What are you waiting for?
There is nothing worse than having to wait. It drives me mad…
When I’m expecting a parcel to be delivered, I just can’t settle. I’m up and down from my desk to the front window in some strange attempt to speed up the delivery van by looking out for it. Half expecting it to be on the road outside the moment I look out the window. Of course, just because I’m desperate for the thing I’ve ordered to arrive, the ‘all day’ delivery always comes at the end of the day, just to spite me.
I also can’t stand waiting in a queue, especially when the kids are there. Kids have no ability whatsoever to wait in a queue without tormenting each other, fighting, bumping into the person queueing in front of us, or just being plain annoying. Kids are a nightmare when it comes to waiting in a queue.
I love the story in 1 Kings 18 where there had been no rain for three years because the Israelites had turned away from God and were worshipping false idols. The effects of the three-year drought were devastating.
In the third year, God speaks to Elijah and tells him to go and present himself to Ahab and that He would send rain.
So, Elijah invites Ahab and the false prophets of Baal and Asherah onto Mount Carmel, and through this crazy act of each of the prophets offering a sacrifice to his own God, Elijah proves that his God is the one and only true God.
Elijah took twelve stones, one for each of the tribes descended from Jacob, to whom the word of the Lord had come, saying, “Your name shall be Israel.” With the stones, he built an altar in the name of the Lord, and he dug a trench around it large enough to hold two seahs of seed. He arranged the wood, cut the bull into pieces and laid it on the wood. Then he said to them, “Fill four large jars with water and pour it on the offering and on the wood.”
“Do it again,” he said, and they did it again.
“Do it a third time,” he ordered, and they did it the third time. The water ran down around the altar and even filled the trench.
At the time of sacrifice, the prophet Elijah stepped forward and prayed: “Lord, the God of Abraham, Isaac and Israel, let it be known today that you are God in Israel and that I am your servant and have done all these things at your command. Answer me, Lord, answer me, so these people will know that you, Lord, are God, and that you are turning their hearts back again.”

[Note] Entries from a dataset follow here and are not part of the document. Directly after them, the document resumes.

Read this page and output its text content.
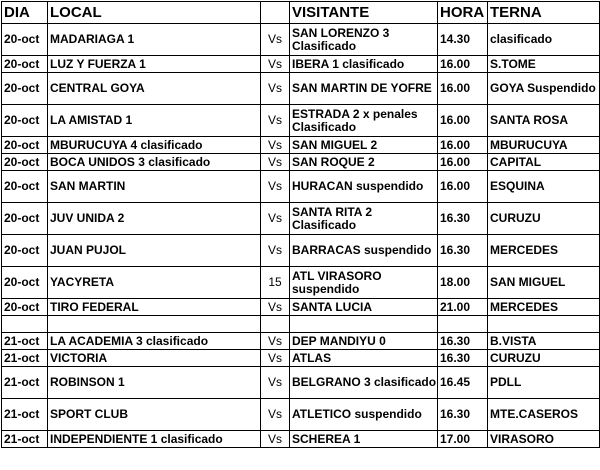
DIA	LOCAL		VISITANTE	HORA	TERNA
20-oct	MADARIAGA 1	Vs	SAN LORENZO 3 Clasificado	14.30	clasificado
20-oct	LUZ Y FUERZA 1	Vs	IBERA 1 clasificado	16.00	S.TOME
20-oct	CENTRAL GOYA	Vs	SAN MARTIN DE YOFRE	16.00	GOYA Suspendido
20-oct	LA AMISTAD 1	Vs	ESTRADA 2 x penales Clasificado	16.00	SANTA ROSA
20-oct	MBURUCUYA 4 clasificado	Vs	SAN MIGUEL 2	16.00	MBURUCUYA
20-oct	BOCA UNIDOS 3 clasificado	Vs	SAN ROQUE 2	16.00	CAPITAL
20-oct	SAN MARTIN	Vs	HURACAN suspendido	16.00	ESQUINA
20-oct	JUV UNIDA 2	Vs	SANTA RITA 2 Clasificado	16.30	CURUZU
20-oct	JUAN PUJOL	Vs	BARRACAS suspendido	16.30	MERCEDES
20-oct	YACYRETA	15	ATL VIRASORO suspendido	18.00	SAN MIGUEL
20-oct	TIRO FEDERAL	Vs	SANTA LUCIA	21.00	MERCEDES

21-oct	LA ACADEMIA 3 clasificado	Vs	DEP MANDIYU 0	16.30	B.VISTA
21-oct	VICTORIA	Vs	ATLAS	16.30	CURUZU
21-oct	ROBINSON 1	Vs	BELGRANO 3 clasificado	16.45	PDLL
21-oct	SPORT CLUB	Vs	ATLETICO suspendido	16.30	MTE.CASEROS
21-oct	INDEPENDIENTE 1 clasificado	Vs	SCHEREA 1	17.00	VIRASORO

Then the fire of the Lord fell and burned up the sacrifice, the wood, the stones and the soil, and also licked up the water in the trench.
1 Kings 18:31-38
I love the fact that Elijah saturated the offering with water, the most precious of commodity in a time of drought, to prove beyond doubt that God was real.
So, as was customary in the Old Testament, the result for the false prophets was bleak. They were all brought down into the valley and slaughtered. Brutal!

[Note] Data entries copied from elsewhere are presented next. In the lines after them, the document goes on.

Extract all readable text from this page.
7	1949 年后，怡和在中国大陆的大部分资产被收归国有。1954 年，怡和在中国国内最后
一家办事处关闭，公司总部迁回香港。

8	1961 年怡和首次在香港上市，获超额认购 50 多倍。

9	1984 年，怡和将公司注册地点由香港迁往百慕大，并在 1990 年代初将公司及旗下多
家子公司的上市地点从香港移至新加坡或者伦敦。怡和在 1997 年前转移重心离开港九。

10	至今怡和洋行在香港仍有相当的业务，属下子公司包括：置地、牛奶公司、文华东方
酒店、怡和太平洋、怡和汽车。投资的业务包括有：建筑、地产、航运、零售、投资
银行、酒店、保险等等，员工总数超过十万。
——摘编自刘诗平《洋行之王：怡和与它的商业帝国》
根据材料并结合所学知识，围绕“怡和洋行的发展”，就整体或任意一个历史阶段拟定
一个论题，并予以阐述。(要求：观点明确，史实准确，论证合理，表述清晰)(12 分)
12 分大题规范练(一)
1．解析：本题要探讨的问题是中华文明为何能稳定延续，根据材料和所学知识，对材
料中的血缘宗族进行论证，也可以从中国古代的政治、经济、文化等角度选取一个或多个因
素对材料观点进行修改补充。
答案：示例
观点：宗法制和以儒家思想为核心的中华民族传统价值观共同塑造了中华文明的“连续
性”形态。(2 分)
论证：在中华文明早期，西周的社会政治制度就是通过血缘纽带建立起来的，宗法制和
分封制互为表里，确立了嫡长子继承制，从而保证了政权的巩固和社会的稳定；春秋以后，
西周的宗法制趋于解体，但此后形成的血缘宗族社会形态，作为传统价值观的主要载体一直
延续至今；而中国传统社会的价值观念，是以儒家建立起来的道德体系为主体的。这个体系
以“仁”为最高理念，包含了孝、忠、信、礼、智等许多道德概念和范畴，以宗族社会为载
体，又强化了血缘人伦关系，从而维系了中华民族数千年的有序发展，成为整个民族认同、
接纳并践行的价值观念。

Elijah sent Ahab off, saying, “Go, eat and drink, for there is the sound of a heavy rain”, and then returned to the top of the mountain with his servant to pray.
He sends off his servant to look for signs of the rain that God had promised but there was no sign whatsoever. But Elijah knew that God had promised rain. He stood firm on that promise and continued to pray while he waited for the rain to come. He sent his servant to look for signs of the rain seven times in all and, on the seventh time, the servant came back saying,
“A cloud as small as a man’s hand is rising from the sea.”
The rain that followed was absolutely torrential, and the three-year drought was over.
Over the years, I have learned that God doesn’t change his mind. He is a faithful God who has an incredible plan for each and every one of us. A promise is a promise, but there is often a process that we have to go through, and if we hear His voice and are obedient to the process, then the rain will come.
ARE YOU WAITING FOR SOMETHING THAT GOD HAS PROMISED YOU?
All you need to do is pray, hear His voice, be obedient and the rain will come. And when it comes, it’s not going to be a short shower, it's going to be torrential.
Keep praying, keep waiting, for the sound of heavy rain will come.